AWaSI Jambi menyebut kasus ini sebagai salah satu dari sekian banyak potret buram sistem hukum di Provinsi Jambi. Hakim, jaksa, dan penyidik sering bertindak semaunya, tanpa takut pada pertanggungjawaban moral maupun hukum.
“Hukum di Jambi telah berubah menjadi panggung sandiwara di mana para aparat berperan sebagai sutradara, dengan korban sebagai aktor yang mereka kendalikan. Bagaimana masyarakat bisa percaya pada sistem yang memaksa pengakuan melalui kekerasan dan menyusun vonis tanpa dasar logis?” kritik Erfan.
AWaSI Jambi menegaskan akan membawa hakim PN Tebo yang bertanggung jawab atas putusan ini ke Komisi Yudisial (KY). Laporan resmi sedang disusun untuk memastikan hakim tersebut mempertanggungjawabkan tindakan tidak adilnya.
“Kami akan menyeret mereka yang bermain-main dengan hukum ini ke hadapan KY. Jika KY tidak bertindak, kami pastikan masalah ini tidak akan berhenti di sini. Kami akan menggalang opini publik, membawa masalah ini ke tingkat nasional, dan memastikan para hakim ini tidak lagi berlindung di balik jubah palsu mereka!” ancam Erfan.
AWaSI Jambi menyerukan kepada seluruh aparat penegak hukum di Provinsi Jambi untuk berhenti menjadikan hukum sebagai alat kekuasaan.
“Hari ini kami berbicara tentang Epi Suhendra, tapi ini bukan kasus pertama, dan pasti bukan yang terakhir jika tidak ada perbaikan. Aparat penegak hukum di Jambi harus sadar bahwa jabatan mereka adalah amanah, bukan alat untuk memperkaya diri atau menghancurkan kehidupan orang lain. Tuhan tidak tidur, dan masyarakat Jambi tidak akan diam!” tutup Erfan dengan lantang.

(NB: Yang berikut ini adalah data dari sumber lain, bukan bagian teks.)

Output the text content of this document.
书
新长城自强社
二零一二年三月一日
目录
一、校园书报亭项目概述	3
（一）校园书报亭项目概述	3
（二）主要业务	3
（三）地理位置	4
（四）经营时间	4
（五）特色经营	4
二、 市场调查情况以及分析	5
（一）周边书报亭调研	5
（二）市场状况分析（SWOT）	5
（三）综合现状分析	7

AWaSI Jambi juga menyerukan kepada masyarakat untuk tidak tinggal diam.
“Hukum di Jambi sedang sekarat. Ini saatnya masyarakat bersatu untuk melawan. Jangan biarkan hukum terus dipermainkan oleh segelintir orang yang merasa berkuasa. Hari ini Epi, besok bisa saja Anda atau keluarga Anda yang menjadi korban!” ujar Erfan penuh emosi.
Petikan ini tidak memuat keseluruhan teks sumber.